BENI CULTURALI DI GELA, ORFANI DELLE ISTITUZIONI LOCALI

 

    Ci si chiede spesso come sia stato possibile nei decenni trascorsi attuare scelte politiche, seguite da cospicui finanziamenti, indirizzate alla industrializzazione (meglio dire pseudo-industrializzazione) di determinate aree del Mezzogiorno, in particolare in Calabria e Sicilia, senza tener conto del tipo di economia, prevalentemente agricola, e di cultura originali che esistevano in queste regioni. Quando invece gli stessi finanziamenti potevano essere utilizzali per sfruttarne risorse naturali e giacimenti culturali che senza guasti all'ambiente e senza sovvertimenti socio-economici, così repentini negli anni a seguire, avrebbero dato dei ritorni economici ed occupazionali non indifferenti ed una ricchezza graduale e continua, ma anche culturale, alle popolazioni.

    Qui a Gela, in particolare, l'insediamento dell'industria petrolchimica, pur creando una rilevante ricchezza economica, ha prodotto seri guasti all'ambiente e ha stravolto il modello di vita della gente con il risultato di creare una comunità in cui sono prevalsi valori negativi ed egoistici, in cui si e persa a volte la dimensione umana del vivere.
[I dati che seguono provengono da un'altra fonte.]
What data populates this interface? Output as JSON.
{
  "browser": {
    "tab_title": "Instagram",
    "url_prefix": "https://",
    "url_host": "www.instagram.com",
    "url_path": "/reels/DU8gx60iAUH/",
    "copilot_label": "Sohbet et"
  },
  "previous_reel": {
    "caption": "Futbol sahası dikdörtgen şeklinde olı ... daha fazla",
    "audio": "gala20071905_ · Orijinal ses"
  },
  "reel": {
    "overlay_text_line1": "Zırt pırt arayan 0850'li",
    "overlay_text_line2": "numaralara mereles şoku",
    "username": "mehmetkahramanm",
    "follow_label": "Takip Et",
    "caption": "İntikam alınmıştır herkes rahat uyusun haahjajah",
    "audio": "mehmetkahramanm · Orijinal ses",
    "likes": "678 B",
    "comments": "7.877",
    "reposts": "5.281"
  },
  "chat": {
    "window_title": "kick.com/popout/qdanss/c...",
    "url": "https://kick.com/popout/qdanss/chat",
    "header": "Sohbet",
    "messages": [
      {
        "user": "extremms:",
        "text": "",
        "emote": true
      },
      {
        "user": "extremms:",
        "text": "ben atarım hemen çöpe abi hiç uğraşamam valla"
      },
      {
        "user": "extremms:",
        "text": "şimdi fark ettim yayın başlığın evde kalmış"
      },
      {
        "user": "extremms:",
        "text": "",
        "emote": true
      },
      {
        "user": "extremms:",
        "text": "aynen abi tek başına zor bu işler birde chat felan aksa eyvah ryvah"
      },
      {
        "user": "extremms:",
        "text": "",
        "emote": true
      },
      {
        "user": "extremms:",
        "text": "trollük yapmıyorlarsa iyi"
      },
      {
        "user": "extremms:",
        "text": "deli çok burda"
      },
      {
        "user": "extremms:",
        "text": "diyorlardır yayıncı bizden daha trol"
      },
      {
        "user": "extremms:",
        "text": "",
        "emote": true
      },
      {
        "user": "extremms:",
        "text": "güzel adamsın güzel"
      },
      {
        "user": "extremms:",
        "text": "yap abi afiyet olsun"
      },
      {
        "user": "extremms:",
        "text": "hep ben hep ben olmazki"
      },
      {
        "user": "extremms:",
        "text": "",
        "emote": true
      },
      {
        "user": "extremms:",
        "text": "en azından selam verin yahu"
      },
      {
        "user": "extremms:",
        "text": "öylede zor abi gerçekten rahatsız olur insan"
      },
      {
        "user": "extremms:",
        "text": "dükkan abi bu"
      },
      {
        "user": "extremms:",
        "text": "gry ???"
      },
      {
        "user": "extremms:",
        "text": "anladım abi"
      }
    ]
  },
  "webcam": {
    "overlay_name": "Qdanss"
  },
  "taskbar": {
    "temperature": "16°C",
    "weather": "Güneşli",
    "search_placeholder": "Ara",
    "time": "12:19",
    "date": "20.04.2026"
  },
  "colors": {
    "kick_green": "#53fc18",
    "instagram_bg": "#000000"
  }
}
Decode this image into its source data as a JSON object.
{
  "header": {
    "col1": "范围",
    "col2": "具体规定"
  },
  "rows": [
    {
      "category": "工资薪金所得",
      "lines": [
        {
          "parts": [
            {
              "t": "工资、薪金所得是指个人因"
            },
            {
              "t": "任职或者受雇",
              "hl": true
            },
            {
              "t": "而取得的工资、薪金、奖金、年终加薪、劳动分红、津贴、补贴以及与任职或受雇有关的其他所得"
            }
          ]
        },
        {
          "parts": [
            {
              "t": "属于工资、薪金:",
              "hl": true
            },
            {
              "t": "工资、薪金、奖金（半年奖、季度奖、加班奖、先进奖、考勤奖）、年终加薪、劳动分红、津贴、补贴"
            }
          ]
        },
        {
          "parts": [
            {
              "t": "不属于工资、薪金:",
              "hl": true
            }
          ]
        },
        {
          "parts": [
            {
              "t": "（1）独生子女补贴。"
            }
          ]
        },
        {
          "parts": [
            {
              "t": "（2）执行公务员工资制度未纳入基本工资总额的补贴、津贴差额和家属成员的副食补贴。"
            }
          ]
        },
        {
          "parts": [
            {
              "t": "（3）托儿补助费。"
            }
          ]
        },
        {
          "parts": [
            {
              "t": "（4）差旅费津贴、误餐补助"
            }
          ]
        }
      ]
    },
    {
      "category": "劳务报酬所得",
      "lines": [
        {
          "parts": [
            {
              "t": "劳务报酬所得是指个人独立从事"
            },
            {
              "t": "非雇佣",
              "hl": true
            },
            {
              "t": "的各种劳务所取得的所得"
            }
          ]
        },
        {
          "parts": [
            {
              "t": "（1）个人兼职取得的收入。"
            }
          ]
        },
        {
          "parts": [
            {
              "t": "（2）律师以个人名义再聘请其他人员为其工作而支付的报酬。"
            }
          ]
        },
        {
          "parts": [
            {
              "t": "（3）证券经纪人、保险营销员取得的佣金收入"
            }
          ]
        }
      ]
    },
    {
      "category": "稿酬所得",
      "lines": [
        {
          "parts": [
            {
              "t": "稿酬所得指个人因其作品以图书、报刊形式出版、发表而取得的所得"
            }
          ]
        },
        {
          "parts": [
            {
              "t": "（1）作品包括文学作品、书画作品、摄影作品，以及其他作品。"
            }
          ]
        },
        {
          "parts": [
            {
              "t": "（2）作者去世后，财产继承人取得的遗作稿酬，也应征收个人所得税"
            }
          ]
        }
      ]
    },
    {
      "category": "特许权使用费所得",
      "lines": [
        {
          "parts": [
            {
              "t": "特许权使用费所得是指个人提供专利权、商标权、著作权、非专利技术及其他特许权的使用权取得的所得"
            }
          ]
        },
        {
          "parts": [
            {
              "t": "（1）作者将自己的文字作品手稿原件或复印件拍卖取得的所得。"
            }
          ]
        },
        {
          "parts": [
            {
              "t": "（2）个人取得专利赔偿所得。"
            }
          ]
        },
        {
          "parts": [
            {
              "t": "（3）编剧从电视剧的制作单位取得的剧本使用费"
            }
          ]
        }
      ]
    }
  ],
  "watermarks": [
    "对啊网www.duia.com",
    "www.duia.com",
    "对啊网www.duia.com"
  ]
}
E tuttora continua in peggio.

    Purtroppo la "cattedrale nel deserto" (come amava dire Don Luigi Sturzo) del petrolchimico dell'ENI, che tanto benessere doveva portare, ha rappresentato terreno fertile per il seme del degrado di una città intera, seme il cui germoglio, florido e vivificato poi dal lezzo del petrolio, ha dato origine ad una pianta carnivora che con le sue fameliche foglie aculeate ha azzannalo cose e uomini; per acqua ha avuto l'ingordigia ed è stata tanta che subito il vegetale ha prodotto i suoi frutti deleteri e i cui semi dopo, col vento dell'indifferenza e della compiacente tolleranza (soprattutto politica), si sono sparsi nei "Campi Geloi" di virgiliana memoria, dove hanno attecchito rigogliosamente e continuano la malefica eredità della pianta madre.

    In questo drammatico contesto sociale ma anche di degrado culturale, i beni archeologici e monumentali di Gela hanno avuto la peggio, dimenticati dalla Soprintendenza e completamente sconosciuti dagli amministratori comunali. Decine di aree archeologiche da decenni aspettano ancora di essere scavate o completate per essere restituite alla pubblica fruizione; le fortificazioni greche di Capo Soprano e il Museo Archeologico, gioielli dell'archeologia mondiale, completamente tagliati fuori dagli itinerari turistici isolani; monumenti abbandonati all'usura del tempo e all'insipienza degli enti preposti alla loro salvaguardia e l’indecente ex Porta Marina ne rappresenta l'esempio più eclatante da ben 40 anni. In questa indecenza è compreso pure il cantone pericolante e transennato degli ex Granai del Palazzo Ducale in Piazza Calvario che per ora è così da ben 17 anni.

    E la cosa peggiore è che non si riesce minimamente a cogliere un segno di inversione a questa vergognosa tendenza.

    Quante volte si è detto e scritto ma gli amministratori, in particolare, e i consiglieri comunali non possono lasciare mano libera alla Soprintendenza di Caltanissetta disinteressandosi completamente dei beni culturali di Gela. D'altro canto, l'azione meritoria di chi denuncia il degrado e la mancata tutela dei beni culturali, sarà sempre vanificala se non avrà l'appoggio delle istituzioni locali e della politica.  

    Si continuerà così con questo andazzo? I beni culturali di Gela continueranno ancora ad essere orfani delle istituzioni locali?

    Sembra di sì!! Dal momento che tuttora il museo archeologico e quello dei due relitti delle navi greche risultano ancora chiusi alla pubblica fruizione.

    In questo contesto per scelta personale, al di là di allegare una foto, non si vuole scrivere dell’archeologia militare di Gela per evitare di uscire fuori dalla decenza del vocabolario.